Num roubo em plena avenida ao sairmos, o danado do ladrão pediu além do dinheiro, também os colares, meu interesse foi aguçado naquele momento. O que eles fariam sem os colares? Ficaram um pouco tristes, mas percebi que o elo não foi embora junto com os colares. Aquilo era cascalho e couro, só. Me despedi deles, que pediram algo pra contato. Dei um papel que logo ficaria totalmente branco, eu não poderia ser achado.
Saí andando procurando um beco escuro com uma poça d’água, iria voltar da mesma forma que vim. O trombadinha estava caído no chão logo mais a frente e eu aproveitei para pegar os colares, tive nas mãos. Poder nenhum senti, sensação nenhuma senti, emoção muito menos. Era só cascalho e couro, não tinha nenhuma ligação entre si. Sorri de canto de boca e joguei as três bugigangas no primeiro lixeiro que achei.

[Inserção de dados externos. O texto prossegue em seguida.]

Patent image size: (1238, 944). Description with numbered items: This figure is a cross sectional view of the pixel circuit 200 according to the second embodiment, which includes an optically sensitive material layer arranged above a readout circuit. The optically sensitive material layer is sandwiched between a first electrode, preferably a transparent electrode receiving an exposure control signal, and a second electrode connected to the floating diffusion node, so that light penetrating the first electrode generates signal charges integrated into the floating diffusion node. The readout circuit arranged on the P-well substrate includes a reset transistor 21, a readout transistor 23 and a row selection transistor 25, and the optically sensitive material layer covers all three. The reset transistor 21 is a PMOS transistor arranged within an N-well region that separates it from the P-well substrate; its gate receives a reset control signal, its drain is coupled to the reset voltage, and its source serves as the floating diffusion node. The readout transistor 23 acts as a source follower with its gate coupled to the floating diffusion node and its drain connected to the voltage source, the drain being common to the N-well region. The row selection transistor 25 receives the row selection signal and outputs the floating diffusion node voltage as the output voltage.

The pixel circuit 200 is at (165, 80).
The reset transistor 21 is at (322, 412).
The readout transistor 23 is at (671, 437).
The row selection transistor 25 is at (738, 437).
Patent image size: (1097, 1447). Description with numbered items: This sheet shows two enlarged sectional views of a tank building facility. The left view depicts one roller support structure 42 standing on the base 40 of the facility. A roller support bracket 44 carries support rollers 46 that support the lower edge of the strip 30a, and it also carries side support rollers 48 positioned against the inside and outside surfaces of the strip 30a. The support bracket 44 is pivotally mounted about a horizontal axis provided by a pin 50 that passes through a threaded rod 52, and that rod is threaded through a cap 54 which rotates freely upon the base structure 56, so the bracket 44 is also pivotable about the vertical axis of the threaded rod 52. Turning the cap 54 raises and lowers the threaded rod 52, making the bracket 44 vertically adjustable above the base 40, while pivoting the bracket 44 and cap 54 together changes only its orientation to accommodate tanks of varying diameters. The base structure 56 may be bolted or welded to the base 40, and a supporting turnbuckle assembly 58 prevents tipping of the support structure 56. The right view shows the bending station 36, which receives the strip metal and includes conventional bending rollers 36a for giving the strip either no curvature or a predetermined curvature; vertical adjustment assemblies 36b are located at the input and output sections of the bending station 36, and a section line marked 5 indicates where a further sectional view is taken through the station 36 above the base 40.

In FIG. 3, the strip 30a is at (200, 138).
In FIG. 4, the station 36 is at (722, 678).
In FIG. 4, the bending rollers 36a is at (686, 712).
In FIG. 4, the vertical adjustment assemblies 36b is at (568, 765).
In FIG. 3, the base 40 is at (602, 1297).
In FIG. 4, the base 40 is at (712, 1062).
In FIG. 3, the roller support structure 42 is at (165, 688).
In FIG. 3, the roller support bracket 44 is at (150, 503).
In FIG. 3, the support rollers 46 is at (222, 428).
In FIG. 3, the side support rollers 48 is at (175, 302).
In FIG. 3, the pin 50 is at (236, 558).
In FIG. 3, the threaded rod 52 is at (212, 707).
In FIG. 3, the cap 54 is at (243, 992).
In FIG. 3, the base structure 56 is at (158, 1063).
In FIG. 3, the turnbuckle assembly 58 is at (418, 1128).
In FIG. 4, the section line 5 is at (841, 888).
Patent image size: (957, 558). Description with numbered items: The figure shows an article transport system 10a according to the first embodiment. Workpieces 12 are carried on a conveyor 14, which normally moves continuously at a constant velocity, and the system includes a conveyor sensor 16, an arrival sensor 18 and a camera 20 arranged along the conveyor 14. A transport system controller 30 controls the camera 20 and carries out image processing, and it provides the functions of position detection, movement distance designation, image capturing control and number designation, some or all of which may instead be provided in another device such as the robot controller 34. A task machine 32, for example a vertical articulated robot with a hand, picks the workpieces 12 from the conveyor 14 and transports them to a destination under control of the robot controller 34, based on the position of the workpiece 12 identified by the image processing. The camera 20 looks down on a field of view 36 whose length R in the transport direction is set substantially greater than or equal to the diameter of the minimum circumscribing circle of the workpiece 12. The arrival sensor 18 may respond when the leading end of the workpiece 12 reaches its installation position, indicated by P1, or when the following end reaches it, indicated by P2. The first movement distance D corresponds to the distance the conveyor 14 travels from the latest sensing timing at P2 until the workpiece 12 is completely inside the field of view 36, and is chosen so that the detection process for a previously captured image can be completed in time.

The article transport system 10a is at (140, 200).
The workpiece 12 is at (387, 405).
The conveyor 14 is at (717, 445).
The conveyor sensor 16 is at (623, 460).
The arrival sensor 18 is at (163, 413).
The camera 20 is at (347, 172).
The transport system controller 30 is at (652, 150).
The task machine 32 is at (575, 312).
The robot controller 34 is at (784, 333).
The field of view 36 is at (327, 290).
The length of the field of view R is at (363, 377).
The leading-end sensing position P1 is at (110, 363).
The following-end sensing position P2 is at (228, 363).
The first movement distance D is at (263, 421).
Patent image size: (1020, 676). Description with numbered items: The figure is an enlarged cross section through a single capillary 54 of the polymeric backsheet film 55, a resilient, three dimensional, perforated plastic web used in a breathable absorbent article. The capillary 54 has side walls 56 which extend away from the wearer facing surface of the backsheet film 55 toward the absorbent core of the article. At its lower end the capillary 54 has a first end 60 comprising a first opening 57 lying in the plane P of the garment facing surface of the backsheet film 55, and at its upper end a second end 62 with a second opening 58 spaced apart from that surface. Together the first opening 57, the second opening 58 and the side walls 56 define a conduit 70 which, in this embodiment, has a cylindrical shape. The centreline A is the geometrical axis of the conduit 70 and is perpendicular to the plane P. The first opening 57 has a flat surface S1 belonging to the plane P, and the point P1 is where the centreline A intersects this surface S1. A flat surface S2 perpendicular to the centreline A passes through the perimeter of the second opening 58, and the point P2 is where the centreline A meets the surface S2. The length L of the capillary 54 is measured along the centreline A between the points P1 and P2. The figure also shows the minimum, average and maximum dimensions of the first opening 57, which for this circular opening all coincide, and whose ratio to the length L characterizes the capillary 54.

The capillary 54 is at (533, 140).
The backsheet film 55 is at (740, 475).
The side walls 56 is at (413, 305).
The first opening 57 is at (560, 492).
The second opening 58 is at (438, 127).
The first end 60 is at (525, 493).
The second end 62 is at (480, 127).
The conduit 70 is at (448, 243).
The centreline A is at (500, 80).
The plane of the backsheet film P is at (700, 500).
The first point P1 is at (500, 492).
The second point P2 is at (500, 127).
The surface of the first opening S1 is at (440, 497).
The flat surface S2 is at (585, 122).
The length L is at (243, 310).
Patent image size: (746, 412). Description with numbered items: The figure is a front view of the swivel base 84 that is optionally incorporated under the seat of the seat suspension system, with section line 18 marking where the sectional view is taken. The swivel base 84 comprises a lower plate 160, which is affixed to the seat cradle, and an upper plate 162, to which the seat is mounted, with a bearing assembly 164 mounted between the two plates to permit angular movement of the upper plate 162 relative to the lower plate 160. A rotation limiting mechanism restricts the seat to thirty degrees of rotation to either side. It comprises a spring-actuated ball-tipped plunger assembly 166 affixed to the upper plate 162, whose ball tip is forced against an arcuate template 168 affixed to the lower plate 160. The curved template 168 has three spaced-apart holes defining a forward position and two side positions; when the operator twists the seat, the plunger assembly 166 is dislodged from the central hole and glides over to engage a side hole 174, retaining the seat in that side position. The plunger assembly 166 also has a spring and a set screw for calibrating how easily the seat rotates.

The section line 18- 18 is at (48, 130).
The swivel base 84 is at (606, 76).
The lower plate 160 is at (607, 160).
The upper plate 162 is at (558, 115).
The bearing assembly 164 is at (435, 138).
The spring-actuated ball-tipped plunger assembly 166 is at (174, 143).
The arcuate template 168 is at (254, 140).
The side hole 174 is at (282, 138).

Na verdade, eu não queria as pedras e os fiapos de couro. Eu queria o que nunca tive. Queria a mesma ligação que tinham aqueles cordões. Queria tudo o que a peça retratava, o tal do café-com-leite proporcionado por ligações fraternas. Aquelas porcarias de cascalhos não serviam pra nada.
Maldito simbolismo humano.
Continuei a observá-los por longos e longos dias. Era sempre a mesma coisa, viviam o que foi retratado na peça e eu ficava cada vez mais confuso e abobalhado com aquilo. Sempre coisas tão pequenas, mas que enchiam meus olhos.
Mas eu não poderia ter aquilo, não tinha um colar e nem fazia parte do meio terreno, eu era avesso. Mas sempre estava por perto, sempre.